Para se acreditar que medidas como a das vagas não passa de mais um fogacho é fundamental que o Estado Central deixe de obedecer ao modelo medieval, centralista e macrocéfalo onde tudo tem de estar na capital. As assimetrias regionais e a desigualdade de oportunidades entre o litoral e o interior implicam não só mais actos de vontade política como uma urgente e completa reforma deste estado hipercentralizado, obeso, labiríntico, volúvel à corrupção e incapaz de olhar para Portugal como um todo feito a partir de regiões diferentes na terra, nas cidades, nos hábitos económicos, na disponibilidade de recursos endógenos. Acreditar que, no século XXI, um país tão multifacetado, uma sociedade cada vez mais sofisticada e uma economia cada vez mais cosmopolita podem ser bem governadas a partir de um único centro de poder é um delírio fantasista. Nenhum país europeu funciona assim, mesmo os mais pequenos em área.
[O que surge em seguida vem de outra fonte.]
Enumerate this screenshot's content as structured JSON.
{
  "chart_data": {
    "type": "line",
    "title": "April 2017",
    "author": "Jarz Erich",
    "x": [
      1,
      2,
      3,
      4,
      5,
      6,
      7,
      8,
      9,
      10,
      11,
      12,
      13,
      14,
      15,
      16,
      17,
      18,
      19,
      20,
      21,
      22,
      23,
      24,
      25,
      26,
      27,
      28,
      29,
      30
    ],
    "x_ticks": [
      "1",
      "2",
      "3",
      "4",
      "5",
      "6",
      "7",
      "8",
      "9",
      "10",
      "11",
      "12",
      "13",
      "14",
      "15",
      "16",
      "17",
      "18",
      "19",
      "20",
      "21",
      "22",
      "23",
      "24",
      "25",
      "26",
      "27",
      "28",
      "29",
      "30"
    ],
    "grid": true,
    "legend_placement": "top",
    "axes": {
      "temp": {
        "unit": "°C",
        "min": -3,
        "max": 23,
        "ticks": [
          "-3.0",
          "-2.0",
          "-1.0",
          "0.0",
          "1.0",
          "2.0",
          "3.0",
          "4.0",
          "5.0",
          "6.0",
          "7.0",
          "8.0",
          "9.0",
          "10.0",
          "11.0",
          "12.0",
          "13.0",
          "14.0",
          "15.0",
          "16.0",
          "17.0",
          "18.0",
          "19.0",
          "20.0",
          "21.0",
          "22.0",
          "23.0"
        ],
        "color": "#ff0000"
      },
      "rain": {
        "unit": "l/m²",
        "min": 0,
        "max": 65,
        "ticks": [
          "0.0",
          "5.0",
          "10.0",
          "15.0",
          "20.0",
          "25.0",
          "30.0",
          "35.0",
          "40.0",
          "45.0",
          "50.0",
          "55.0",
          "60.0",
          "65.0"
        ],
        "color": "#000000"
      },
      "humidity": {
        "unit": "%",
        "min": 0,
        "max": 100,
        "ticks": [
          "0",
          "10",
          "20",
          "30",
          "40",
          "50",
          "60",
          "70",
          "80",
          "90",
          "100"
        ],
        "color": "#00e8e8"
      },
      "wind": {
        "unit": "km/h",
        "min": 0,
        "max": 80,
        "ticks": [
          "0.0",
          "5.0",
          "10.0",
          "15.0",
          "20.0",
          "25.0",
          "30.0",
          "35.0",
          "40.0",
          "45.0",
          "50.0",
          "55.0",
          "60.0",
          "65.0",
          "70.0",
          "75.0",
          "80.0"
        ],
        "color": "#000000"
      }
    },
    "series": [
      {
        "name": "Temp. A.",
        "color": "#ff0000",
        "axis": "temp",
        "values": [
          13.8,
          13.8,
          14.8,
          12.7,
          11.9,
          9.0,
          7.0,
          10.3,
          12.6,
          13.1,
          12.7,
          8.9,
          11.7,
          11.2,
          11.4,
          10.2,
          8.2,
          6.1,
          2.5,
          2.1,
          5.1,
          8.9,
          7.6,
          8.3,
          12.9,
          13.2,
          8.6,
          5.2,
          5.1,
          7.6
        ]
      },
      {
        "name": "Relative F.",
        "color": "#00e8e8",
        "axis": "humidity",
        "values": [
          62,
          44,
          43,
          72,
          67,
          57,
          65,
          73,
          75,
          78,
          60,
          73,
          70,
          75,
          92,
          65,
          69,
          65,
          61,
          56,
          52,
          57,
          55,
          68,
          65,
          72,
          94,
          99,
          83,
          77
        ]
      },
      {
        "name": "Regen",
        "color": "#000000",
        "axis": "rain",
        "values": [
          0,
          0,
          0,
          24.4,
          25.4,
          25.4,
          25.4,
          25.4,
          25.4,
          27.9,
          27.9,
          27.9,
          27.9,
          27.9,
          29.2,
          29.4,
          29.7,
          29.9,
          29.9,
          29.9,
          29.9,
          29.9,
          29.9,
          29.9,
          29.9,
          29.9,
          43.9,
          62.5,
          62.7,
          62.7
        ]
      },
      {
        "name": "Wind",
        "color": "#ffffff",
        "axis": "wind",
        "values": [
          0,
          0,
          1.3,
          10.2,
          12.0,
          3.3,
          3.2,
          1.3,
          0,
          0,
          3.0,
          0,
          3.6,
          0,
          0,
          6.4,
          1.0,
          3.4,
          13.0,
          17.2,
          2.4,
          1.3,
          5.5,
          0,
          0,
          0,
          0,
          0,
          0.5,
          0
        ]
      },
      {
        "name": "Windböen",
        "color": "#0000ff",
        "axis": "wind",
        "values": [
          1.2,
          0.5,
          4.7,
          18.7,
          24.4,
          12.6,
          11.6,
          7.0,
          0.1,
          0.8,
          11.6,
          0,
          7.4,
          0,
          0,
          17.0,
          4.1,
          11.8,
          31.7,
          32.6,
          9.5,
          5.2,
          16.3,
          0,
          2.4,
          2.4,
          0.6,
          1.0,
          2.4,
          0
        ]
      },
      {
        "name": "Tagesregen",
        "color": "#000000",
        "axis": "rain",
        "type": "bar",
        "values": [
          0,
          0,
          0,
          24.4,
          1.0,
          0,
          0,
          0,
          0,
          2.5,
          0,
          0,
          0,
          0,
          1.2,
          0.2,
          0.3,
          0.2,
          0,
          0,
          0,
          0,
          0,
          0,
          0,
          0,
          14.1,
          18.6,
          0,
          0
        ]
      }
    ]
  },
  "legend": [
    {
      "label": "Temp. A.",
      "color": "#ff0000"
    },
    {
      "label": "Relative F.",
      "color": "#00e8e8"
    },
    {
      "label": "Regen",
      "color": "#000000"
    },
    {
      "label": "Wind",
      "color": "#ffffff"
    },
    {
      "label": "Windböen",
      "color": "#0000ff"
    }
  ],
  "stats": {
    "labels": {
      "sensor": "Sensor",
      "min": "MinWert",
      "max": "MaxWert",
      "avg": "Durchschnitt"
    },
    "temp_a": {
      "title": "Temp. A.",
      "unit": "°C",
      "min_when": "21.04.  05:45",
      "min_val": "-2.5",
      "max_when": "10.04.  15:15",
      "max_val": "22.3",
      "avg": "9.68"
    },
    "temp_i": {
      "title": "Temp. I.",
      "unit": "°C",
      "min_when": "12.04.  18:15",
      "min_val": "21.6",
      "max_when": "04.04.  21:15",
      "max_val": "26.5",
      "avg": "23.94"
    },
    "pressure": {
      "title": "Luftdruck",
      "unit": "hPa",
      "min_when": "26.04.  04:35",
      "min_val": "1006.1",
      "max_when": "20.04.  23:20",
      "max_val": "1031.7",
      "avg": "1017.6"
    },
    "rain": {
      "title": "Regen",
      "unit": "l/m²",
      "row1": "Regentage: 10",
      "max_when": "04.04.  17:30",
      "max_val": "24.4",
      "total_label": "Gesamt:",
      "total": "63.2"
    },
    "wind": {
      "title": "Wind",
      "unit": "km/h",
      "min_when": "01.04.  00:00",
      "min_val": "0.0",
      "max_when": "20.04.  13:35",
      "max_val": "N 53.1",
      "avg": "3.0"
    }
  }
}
Medidas como a anunciada pelo Governo ou planos como os que o Movimento pelo Interior vão lançar esta semana são excelentes pontos de partida para se discutir e ensaiar soluções para se travar modelo de desenvolvimento terceiro-mundista que condenou dois terços de Portugal ao abandono e à anomia. Mas, sejamos realistas: o problema do interior deve-se em primeiro lugar à inexistência de instâncias de governo regional capazes de as pensar e projectar no futuro. Querer que Vinhais seja Oeiras, ou Beja Braga, é uma utopia. Mas desejar um país onde subsista um modelo de coesão territorial como o que se encontra na Galiza ou na Andaluzia está bem ao nosso alcance. Está, por isso, na hora de aproveitar contributos pertinentes e generosos da sociedade civil e, sem clubismos nem demagogias, acreditar que Portugal continuará em perda se não deixar de ser o mais centralizado país da Europa – ao lado da Grécia, quem diria?